Of the 470 patients who initiated treatment in our cohort, 46 (10%) did not have SVR12 results, and therefore were not included in the per protocol analysis. The most common reason for not having SVR12 results was not completing follow-up visits. The next most common reason was failure to comply with treatment. In the earlier era of hepatitis C treatment with interferon and ribavirin, discontinuation rates were high in part because of poor tolerability associated with both drugs. All DAA regimens have more favourable side effect profiles than interferon and ribavirin regimens,17 and in our study, only 2 patients discontinued because of adverse events. Yet completion of treatment and follow-up visits remains problematic for some patients, as evidenced by this study and other analyses. In a real-world analysis of patients treated with elbasvir-grazoprevir in the Veterans Affairs healthcare system,18 in which 33% had CKD stages 3-5, the per protocol SVR12 rate was 97%, similar to our per protocol rates, although our study had a higher percentage of patients with CKD stages 3-5 (43%). In the VA study, of 2985 patients who initiated treatment, 549 (18%) did not have available SVR12 data. In a real-world analysis of ledipasvir-sofosbuvir ± ribavirin, also in the Veterans Affairs healthcare system, 5.6% of patients receiving ledipasvir-sofosbuvir did not complete treatment.19 Future analyses that more specifically address adherence and reasons for discontinuing treatment or follow-up in the era of all DAA regimens are needed.
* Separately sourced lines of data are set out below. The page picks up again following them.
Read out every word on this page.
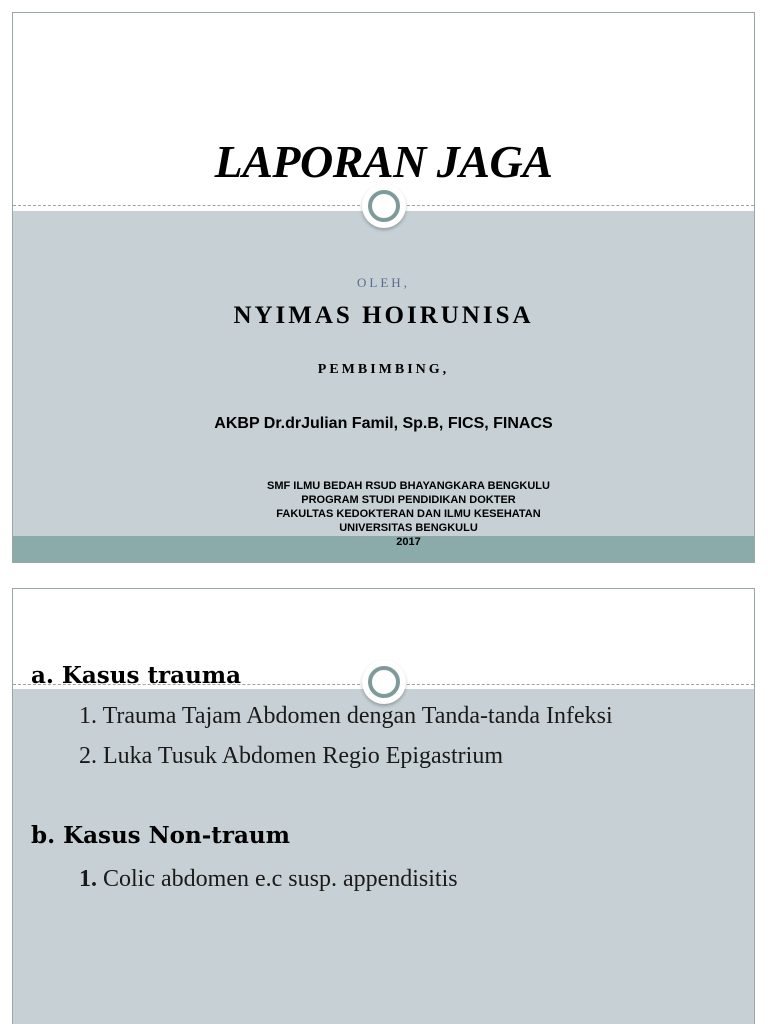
LAPORAN JAGA
OLEH,
NYIMAS HOIRUNISA
PEMBIMBING,
AKBP Dr.drJulian Famil, Sp.B, FICS, FINACS
SMF ILMU BEDAH RSUD BHAYANGKARA BENGKULU
PROGRAM STUDI PENDIDIKAN DOKTER
FAKULTAS KEDOKTERAN DAN ILMU KESEHATAN
UNIVERSITAS BENGKULU
2017
a. Kasus trauma
1. Trauma Tajam Abdomen dengan Tanda-tanda Infeksi
2. Luka Tusuk Abdomen Regio Epigastrium
b. Kasus Non-traum
1. Colic abdomen e.c susp. appendisitis
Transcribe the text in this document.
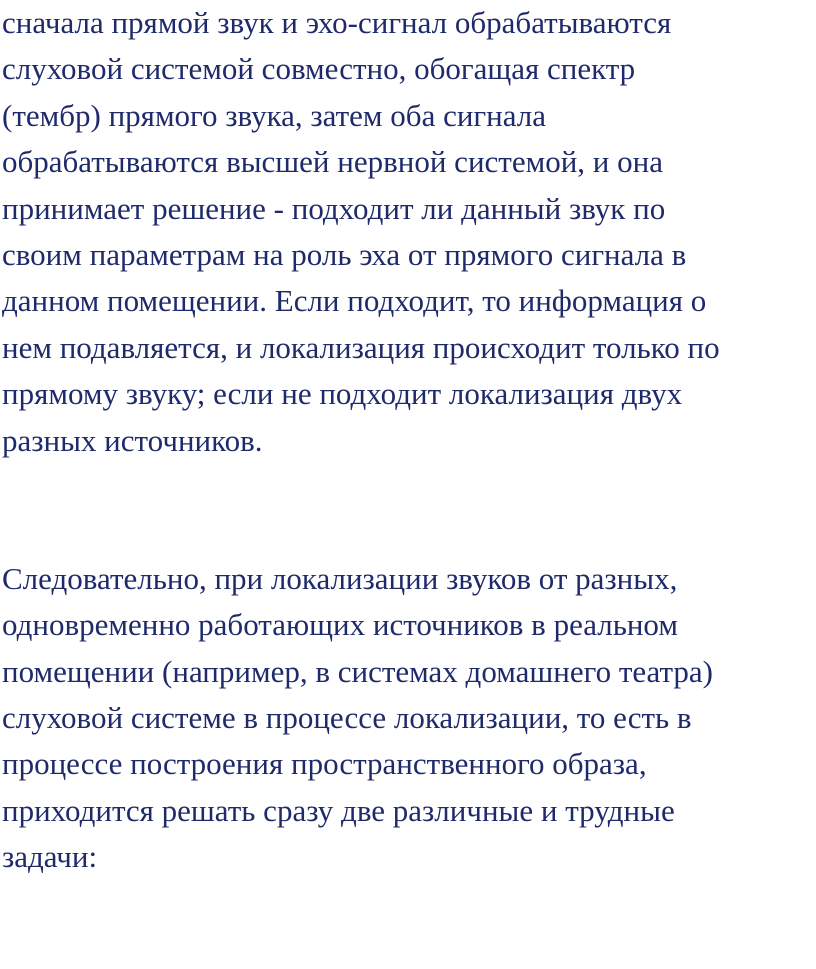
сначала прямой звук и эхо-сигнал обрабатываются
слуховой системой совместно, обогащая спектр
(тембр) прямого звука, затем оба сигнала
обрабатываются высшей нервной системой, и она
принимает решение - подходит ли данный звук по
своим параметрам на роль эха от прямого сигнала в
данном помещении. Если подходит, то информация о
нем подавляется, и локализация происходит только по
прямому звуку; если не подходит локализация двух
разных источников.
Следовательно, при локализации звуков от разных,
одновременно работающих источников в реальном
помещении (например, в системах домашнего театра)
слуховой системе в процессе локализации, то есть в
процессе построения пространственного образа,
приходится решать сразу две различные и трудные
задачи:
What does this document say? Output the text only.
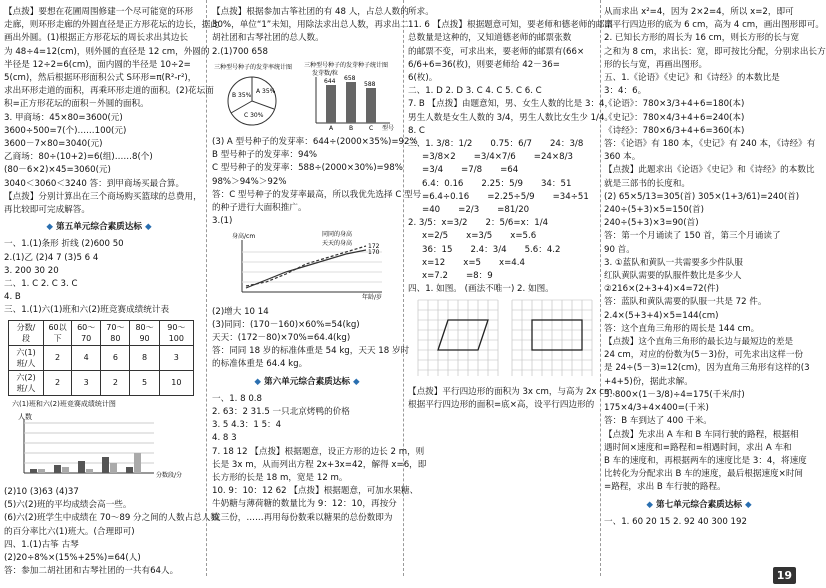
【点拨】要想在花圃周围修建一个尽可能宽的环形
走廊，则环形走廊的外圆直径是正方形花坛的边长，据此
画出外圆。(1)根据正方形花坛的周长求出其边长
为 48÷4=12(cm)，则外圆的直径是 12 cm，外圆的
半径是 12÷2=6(cm)，面内圆的半径是 10÷2=
5(cm)，然后根据环形面积公式 S环形=π(R²-r²)，
求出环形走道的面积，再乘环形走道的面积。(2)花坛面
积=正方形花坛的面积－外圆的面积。
3. 甲商场：45×80=3600(元)
3600÷500=7(个)……100(元)
3600－7×80=3040(元)
乙商场：80÷(10+2)=6(组)……8(个)
(80－6×2)×45=3060(元)
3040＜3060＜3240 答：到甲商场买最合算。
【点拨】分别计算出在三个商场购买篮球的总费用，
再比较即可完成解答。
◆ 第五单元综合素质达标 ◆
一、1.(1)条形 折线 (2)600 50
2.(1)乙 (2)4 7 (3)5 6 4
3. 200 30 20
二、1. C 2. C 3. C
4. B
三、1.(1)六(1)班和六(2)班竞赛成绩统计表
分数/段	60以下	60～70	70～80	80～90	90～100
六(1)班/人	2	4	6	8	3
六(2)班/人	2	3	2	5	10
六(1)班和六(2)班竞赛成绩统计图
人数
分数段/分
(2)10 (3)63 (4)37
(5)六(2)班的平均成绩会高一些。
(6)六(2)班学生中成绩在 70～89 分之间的人数占总人数
的百分率比六(1)班大。(合理即可)
四、1.(1)古筝 古琴
(2)20÷8%×(15%+25%)=64(人)
答：参加二胡社团和古琴社团的一共有64人。
【点拨】根据参加古筝社团的有 48 人，占总人数的
30%，单位“1”未知，用除法求出总人数，再求出二
胡社团和古琴社团的总人数。
2.(1)700 658
三种型号种子的发芽率统计图
A 35%
B 35%
C 30%
三种型号种子的发芽种子统计图
发芽数/粒
644 658
588
A	B	C 型号
(3) A 型号种子的发芽率：644÷(2000×35%)=92%
B 型号种子的发芽率：94%
C 型号种子的发芽率：588÷(2000×30%)=98%
98%＞94%＞92%
答：C 型号种子的发芽率最高，所以我优先选择 C 型号
的种子进行大面积推广。
3.(1)
身高/cm	同同的身高
天天的身高	172
170
年龄/岁
(2)增大 10 14
(3)同同：(170－160)×60%=54(kg)
天天：(172－80)×70%=64.4(kg)
答：同同 18 岁的标准体重是 54 kg，天天 18 岁时
的标准体重是 64.4 kg。
◆ 第六单元综合素质达标 ◆
一、1. 8 0.8
2. 63：2 31.5 一只北京烤鸭的价格
3. 5 4.3：1 5：4
4. 8 3
7. 18 12 【点拨】根据题意，设正方形的边长 2 m，则
长是 3x m，从而列出方程 2x+3x=42，解得 x=6，即
长方形的长是 18 m，宽是 12 m。
10. 9：10：12 62 【点拨】根据题意，可加水果糖、
牛奶糖与薄荷糖的数量比为 9：12：10，再按分
成三份，……再用每份数乘以糖果的总份数即为
所求。
11. 6 【点拨】根据题意可知，要老师和德老师的邮票
总数量是这种的，又知道德老师的邮票张数
的邮票不变，可求出来，要老师的邮票有(66×
6/6+6=36(枚)，则要老师给 42－36=
6(枚)。
二、1. D 2. D 3. C 4. C 5. C 6. C
7. B 【点拨】由题意知，男、女生人数的比是 3：4，
男生人数是女生人数的 3/4，男生人数比女生少 1/4。
8. C
三、1. 3/8：1/2 0.75：6/7 24：3/8
=3/8×2 =3/4×7/6 =24×8/3
=3/4 =7/8 =64
6.4：0.16 2.25：5/9 34：51
=6.4÷0.16 =2.25÷5/9 =34÷51
=40 =2/3 =81/20
2. 3/5：x=3/2 2：5/6=x：1/4
x=2/5 x=3/5 x=5.6
36：15 2.4：3/4 5.6：4.2
x=12 x=5 x=4.4
x=7.2 =8：9
四、1. 如图。 (画法不唯一) 2. 如图。
【点拨】平行四边形的面积为 3x cm，与高为 2x cm，
根据平行四边形的面积=底×高，设平行四边形的
从而求出 x²=4，因为 2×2=4，所以 x=2，即可
出平行四边形的底为 6 cm，高为 4 cm，画出图形即可。
2. 已知长方形的周长为 16 cm，则长方形的长与宽
之和为 8 cm，求出长：宽，即可按比分配，分别求出长方
形的长与宽，再画出图形。
五、1.《论语》《史记》和《诗经》的本数比是
3：4：6。
《论语》：780×3/3+4+6=180(本)
《史记》：780×4/3+4+6=240(本)
《诗经》：780×6/3+4+6=360(本)
答：《论语》有 180 本，《史记》有 240 本，《诗经》有
360 本。
【点拨】此题求出《论语》《史记》和《诗经》的本数比
就是三部书的长度和。
(2) 65×5/13=305(首) 305×(1+3/61)=240(首)
240÷(5+3)×5=150(首)
240÷(5+3)×3=90(首)
答：第一个月诵读了 150 首，第三个月诵读了
90 首。
3. ①蓝队和黄队一共需要多少件队服
红队黄队需要的队服件数比是多少人
②216×(2+3+4)×4=72(件)
答：蓝队和黄队需要的队服一共是 72 件。
2.4×(5+3+4)×5=144(cm)
答：这个直角三角形的周长是 144 cm。
【点拨】这个直角三角形的最长边与最短边的差是
24 cm，对应的份数为(5－3)份，可先求出这样一份
是 24÷(5－3)=12(cm)，因为直角三角形有这样的(3
+4+5)份，据此求解。
3. 800×(1－3/8)÷4=175(千米/时)
175×4/3+4×400=(千米)
答：B 车到达了 400 千米。
【点拨】先求出 A 车和 B 车同行驶的路程，根据相
遇时间×速度和=路程和=相遇时间，求出 A 车和
B 车的速度和，再根据两车的速度比是 3：4，将速度
比转化为分配求出 B 车的速度，最后根据速度×时间
=路程，求出 B 车行驶的路程。
◆ 第七单元综合素质达标 ◆
一、1. 60 20 15 2. 92 40 300 192
19
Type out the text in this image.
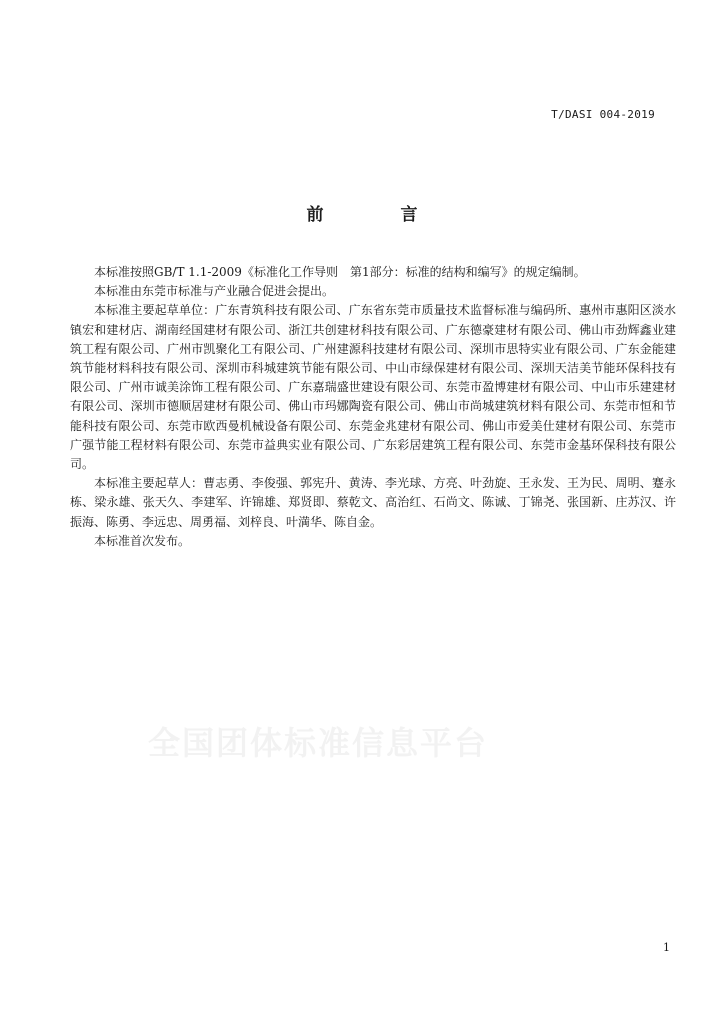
T/DASI 004-2019
前　言

本标准按照GB/T 1.1-2009《标准化工作导则　第1部分：标准的结构和编写》的规定编制。

本标准由东莞市标准与产业融合促进会提出。

本标准主要起草单位：广东青筑科技有限公司、广东省东莞市质量技术监督标准与编码所、惠州市惠阳区淡水镇宏和建材店、湖南经国建材有限公司、浙江共创建材科技有限公司、广东德豪建材有限公司、佛山市劲辉鑫业建筑工程有限公司、广州市凯聚化工有限公司、广州建源科技建材有限公司、深圳市思特实业有限公司、广东金能建筑节能材料科技有限公司、深圳市科城建筑节能有限公司、中山市绿保建材有限公司、深圳天洁美节能环保科技有限公司、广州市诚美涂饰工程有限公司、广东嘉瑞盛世建设有限公司、东莞市盈博建材有限公司、中山市乐建建材有限公司、深圳市德顺居建材有限公司、佛山市玛娜陶瓷有限公司、佛山市尚城建筑材料有限公司、东莞市恒和节能科技有限公司、东莞市欧西曼机械设备有限公司、东莞金兆建材有限公司、佛山市爱美仕建材有限公司、东莞市广强节能工程材料有限公司、东莞市益典实业有限公司、广东彩居建筑工程有限公司、东莞市金基环保科技有限公司。

本标准主要起草人：曹志勇、李俊强、郭宪升、黄涛、李光球、方亮、叶劲旋、王永发、王为民、周明、蹇永栋、梁永雄、张天久、李建军、许锦雄、郑贤即、蔡乾文、高治红、石尚文、陈诚、丁锦尧、张国新、庄苏汉、许振海、陈勇、李远忠、周勇福、刘梓良、叶満华、陈自金。

本标准首次发布。

全国团体标准信息平台
1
In our cohort, the vast majority of patients (89%) received elbasvir-grazoprevir for 12 weeks, although a total of 8 different regimens were administered. Our results suggest that in clinical practice settings, elbasvir-grazoprevir is predominantly administered for 12 weeks without ribavirin, even in the presence of a baseline NS5A RAS or history of previous usage of a protease inhibitor, and that baseline resistance testing for HCV genotype 1a patients is not universally performed. Although the SVR rate was high with nonrecommended regimens, it remains important to educate providers regarding the appropriate usage of the therapy and the need for baseline resistance testing in HCV genotype 1a patients. Educating practitioners in community settings should be a priority. One limitation of our study is the reliance on practitioners and pharmacists to capture and report data, and therefore data capture was incomplete. For example, in some cases, treatment history or baseline resistance testing were unknown or unreported. Therefore, we do not fully know how many patients received therapy recommended by the label and how many did not.
In summary, the results of our analysis indicate that elbasvir-grazoprevir is highly effective in real-world settings for treating patients with HCV genotypes 1 or 4. In this cohort from 2016, its use was predominantly as a 12-week therapy without ribavirin.